Élections Législatives en France - Hollande a la majorité absolue à portée de main
Le Parti socialiste et ses alliés écologistes recueillent près de 40 % des suffrages, tandis que la droite résiste avec 34 %, selon des résultats partiels et des estimations d’instituts de sondage. Le Front de gauche (gauche radicale) obtient 6,5 %, et l’extrême droite, 14 %.
Sur la base de ces résultats, les socialistes, écologistes et leurs alliés remporteraient de 283 à 347 sièges (la majorité absolue est à 289), sur les 577 que compte l’Assemblée nationale au second tour le 17 juin, selon les instituts de sondage. La gauche radicale obtiendrait entre 13 et 20 sièges. La droite emporterait de 210 à 270 sièges, l’extrême droite entre 0 et 3 sièges, comme le centre.

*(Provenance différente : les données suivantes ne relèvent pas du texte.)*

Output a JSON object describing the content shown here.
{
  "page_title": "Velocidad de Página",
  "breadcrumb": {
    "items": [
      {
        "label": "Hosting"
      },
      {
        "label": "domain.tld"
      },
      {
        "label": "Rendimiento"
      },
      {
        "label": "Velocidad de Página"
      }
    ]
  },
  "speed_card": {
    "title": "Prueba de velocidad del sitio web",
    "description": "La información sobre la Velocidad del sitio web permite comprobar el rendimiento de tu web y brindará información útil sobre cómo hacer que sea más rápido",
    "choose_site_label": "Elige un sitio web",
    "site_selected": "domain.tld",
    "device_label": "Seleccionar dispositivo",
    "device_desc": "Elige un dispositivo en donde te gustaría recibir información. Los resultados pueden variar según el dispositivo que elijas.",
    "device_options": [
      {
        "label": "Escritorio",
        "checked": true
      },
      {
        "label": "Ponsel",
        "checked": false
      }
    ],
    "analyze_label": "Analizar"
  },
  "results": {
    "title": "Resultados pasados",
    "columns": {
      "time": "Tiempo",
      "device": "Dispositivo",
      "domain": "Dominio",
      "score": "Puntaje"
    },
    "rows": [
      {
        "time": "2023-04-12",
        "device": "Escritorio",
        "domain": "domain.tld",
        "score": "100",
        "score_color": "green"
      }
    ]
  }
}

Le premier ministre socialiste, Jean-Marc Ayrault, réélu dès le premier tour à Nantes, ville dont il est le maire, a demandé hier aux Français d’installer « le changement dans la durée » en lui apportant une « majorité large, solide et cohérente » au second tour.
Les mains libres
La gauche aborde ce second tour avec une relative sérénité. Un mois après son élection, le 6 mai, François Hollande devrait avoir les mains suffisamment libres pour mettre en oeuvre ses promesses de campagne : revalorisation du pouvoir d’achat, réforme des retraites et de la fiscalité, redressement productif, éducation.
Avec une majorité absolue en compagnie des écologistes à l’issue du second tour, François Hollande n’aurait pas besoin de l’appui de la gauche radicale, dont les positions sont sur certains sujets très éloignées des siennes. « Au vu des résultats de ce soir, je pense que la majorité existera sans le Front de gauche », a confirmé le ministre des Affaires étrangères, Laurent Fabius, lui aussi réélu dès le premier tour en Normandie.

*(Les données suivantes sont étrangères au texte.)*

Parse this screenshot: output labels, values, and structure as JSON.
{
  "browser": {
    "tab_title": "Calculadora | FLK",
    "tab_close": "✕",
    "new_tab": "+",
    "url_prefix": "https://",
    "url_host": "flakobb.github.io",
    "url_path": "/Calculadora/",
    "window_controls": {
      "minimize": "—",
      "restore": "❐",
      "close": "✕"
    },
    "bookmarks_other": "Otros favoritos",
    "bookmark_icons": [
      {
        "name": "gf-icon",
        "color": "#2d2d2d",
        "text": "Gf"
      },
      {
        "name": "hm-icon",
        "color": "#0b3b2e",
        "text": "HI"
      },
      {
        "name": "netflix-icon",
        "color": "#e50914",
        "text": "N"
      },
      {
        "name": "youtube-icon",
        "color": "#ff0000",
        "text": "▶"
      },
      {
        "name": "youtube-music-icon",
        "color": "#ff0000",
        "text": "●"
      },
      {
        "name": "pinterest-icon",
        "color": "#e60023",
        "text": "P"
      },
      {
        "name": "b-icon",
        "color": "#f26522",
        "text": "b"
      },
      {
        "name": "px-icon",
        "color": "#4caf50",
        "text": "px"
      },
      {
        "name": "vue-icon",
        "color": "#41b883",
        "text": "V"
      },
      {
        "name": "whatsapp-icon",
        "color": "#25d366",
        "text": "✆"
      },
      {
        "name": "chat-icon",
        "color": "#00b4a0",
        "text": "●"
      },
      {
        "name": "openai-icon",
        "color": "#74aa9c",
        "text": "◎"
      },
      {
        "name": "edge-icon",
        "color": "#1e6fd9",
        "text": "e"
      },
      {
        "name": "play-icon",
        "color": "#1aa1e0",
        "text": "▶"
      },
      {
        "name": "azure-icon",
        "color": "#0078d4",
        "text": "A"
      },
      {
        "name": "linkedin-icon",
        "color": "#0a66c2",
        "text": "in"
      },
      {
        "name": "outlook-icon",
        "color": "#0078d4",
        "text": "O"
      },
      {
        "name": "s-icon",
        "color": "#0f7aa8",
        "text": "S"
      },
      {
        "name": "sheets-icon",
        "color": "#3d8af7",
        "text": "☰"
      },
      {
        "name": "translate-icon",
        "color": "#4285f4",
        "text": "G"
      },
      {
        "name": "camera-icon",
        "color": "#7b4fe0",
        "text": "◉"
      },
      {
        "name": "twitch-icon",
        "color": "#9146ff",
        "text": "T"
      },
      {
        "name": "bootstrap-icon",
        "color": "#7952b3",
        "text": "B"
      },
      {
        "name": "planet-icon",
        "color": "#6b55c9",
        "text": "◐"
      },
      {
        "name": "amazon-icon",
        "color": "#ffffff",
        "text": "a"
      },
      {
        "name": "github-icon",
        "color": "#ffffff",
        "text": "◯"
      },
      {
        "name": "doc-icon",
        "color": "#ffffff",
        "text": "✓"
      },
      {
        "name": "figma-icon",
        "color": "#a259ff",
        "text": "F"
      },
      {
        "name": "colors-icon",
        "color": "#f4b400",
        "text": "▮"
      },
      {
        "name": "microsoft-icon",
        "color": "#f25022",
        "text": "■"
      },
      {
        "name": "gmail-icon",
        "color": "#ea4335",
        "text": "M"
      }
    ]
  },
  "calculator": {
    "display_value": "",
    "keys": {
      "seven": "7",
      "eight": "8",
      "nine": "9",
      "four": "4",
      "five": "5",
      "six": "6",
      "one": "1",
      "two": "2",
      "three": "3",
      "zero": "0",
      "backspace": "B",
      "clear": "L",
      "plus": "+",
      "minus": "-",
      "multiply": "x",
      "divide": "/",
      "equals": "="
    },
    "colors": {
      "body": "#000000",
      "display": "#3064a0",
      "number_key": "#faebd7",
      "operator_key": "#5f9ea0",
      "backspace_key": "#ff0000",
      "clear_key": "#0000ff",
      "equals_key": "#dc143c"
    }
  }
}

Environ 46 millions d’électeurs étaient appelés aux urnes, et le taux de participation a été inférieur à 58 %, selon les instituts de sondage, un record d’abstention pour des législatives depuis plus de 50 ans.
Bons résultats pour le FN
Le Front national (FN, extrême droite) obtient un bon résultat, dans la foulée des 17,9 % obtenus par Marine Le Pen, sa dirigeante, à la présidentielle.

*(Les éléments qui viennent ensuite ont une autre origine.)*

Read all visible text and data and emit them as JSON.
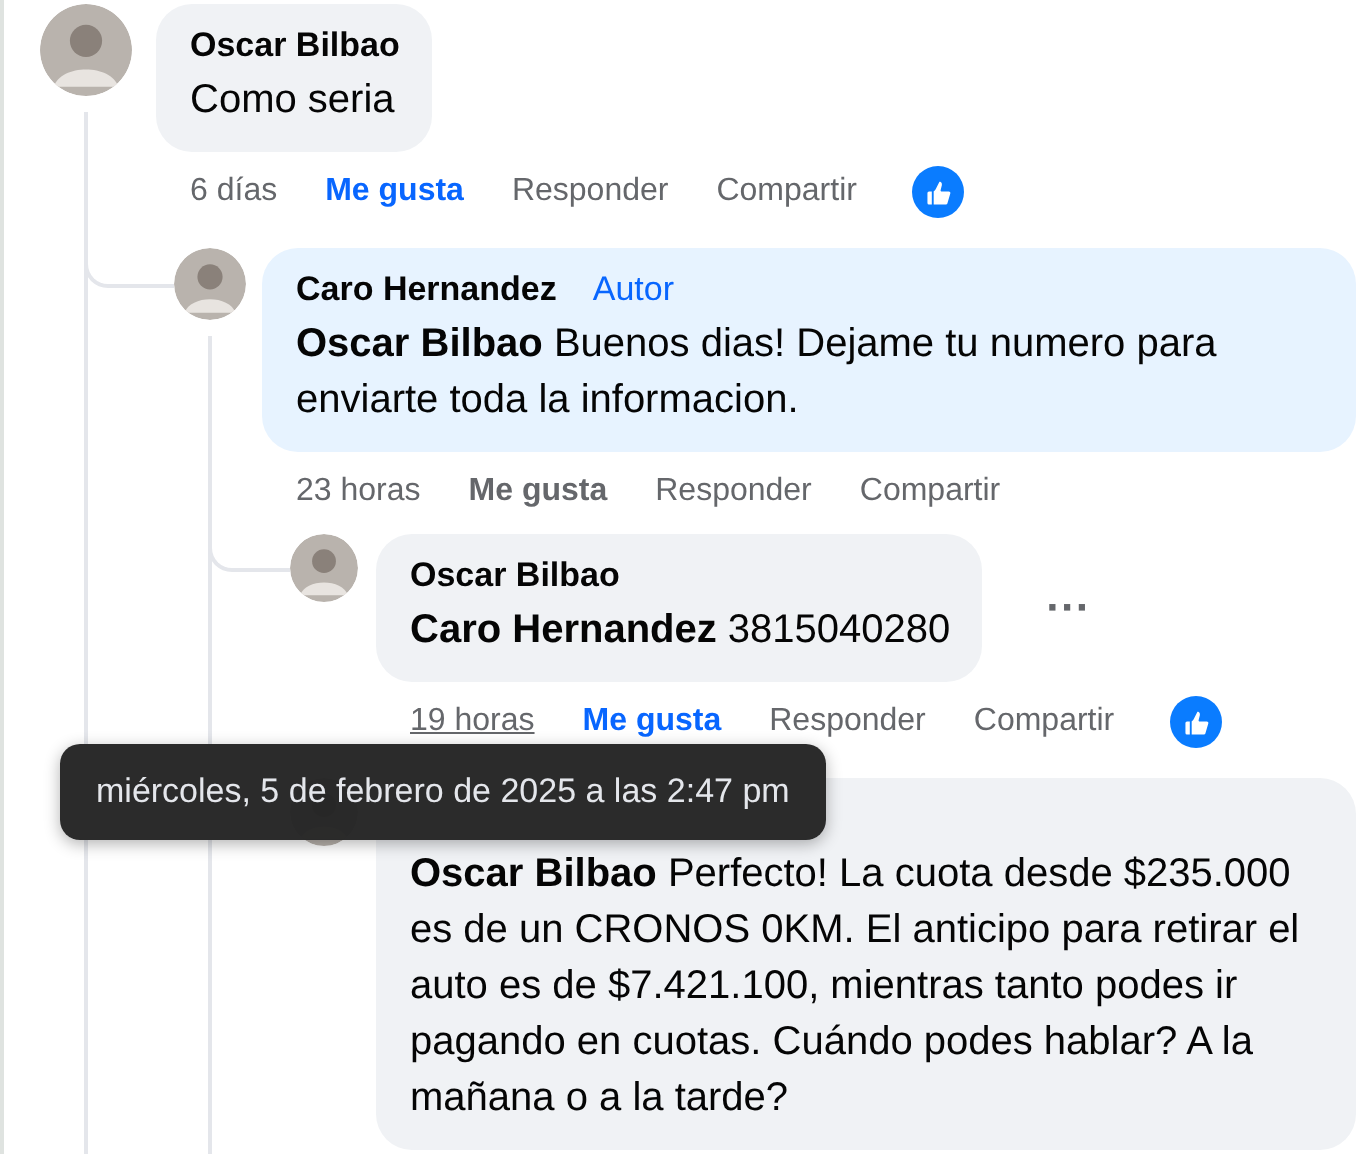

Absent de l’Assemblée depuis 1988, le Front national espère obtenir quelques élus dans ses places fortes du Sud-Est ou du Nord, mais cela est loin d’être acquis, du fait du mode de scrutin, majoritaire à deux tours, qui lui fait payer son isolement politique.
À défaut d’avoir des députés en nombre, le Front national veut se maintenir dans un maximum de circonscriptions au second tour pour provoquer un débat à droite, dont une partie pourrait être tentée localement de faire alliance avec lui contre la gauche. La dirigeante du FN, Marine Le Pen, a d’ailleurs appelé hier soir à une « recomposition » à droite, soulignant que le Front national « confirmait sa position de troisième force politique de France ».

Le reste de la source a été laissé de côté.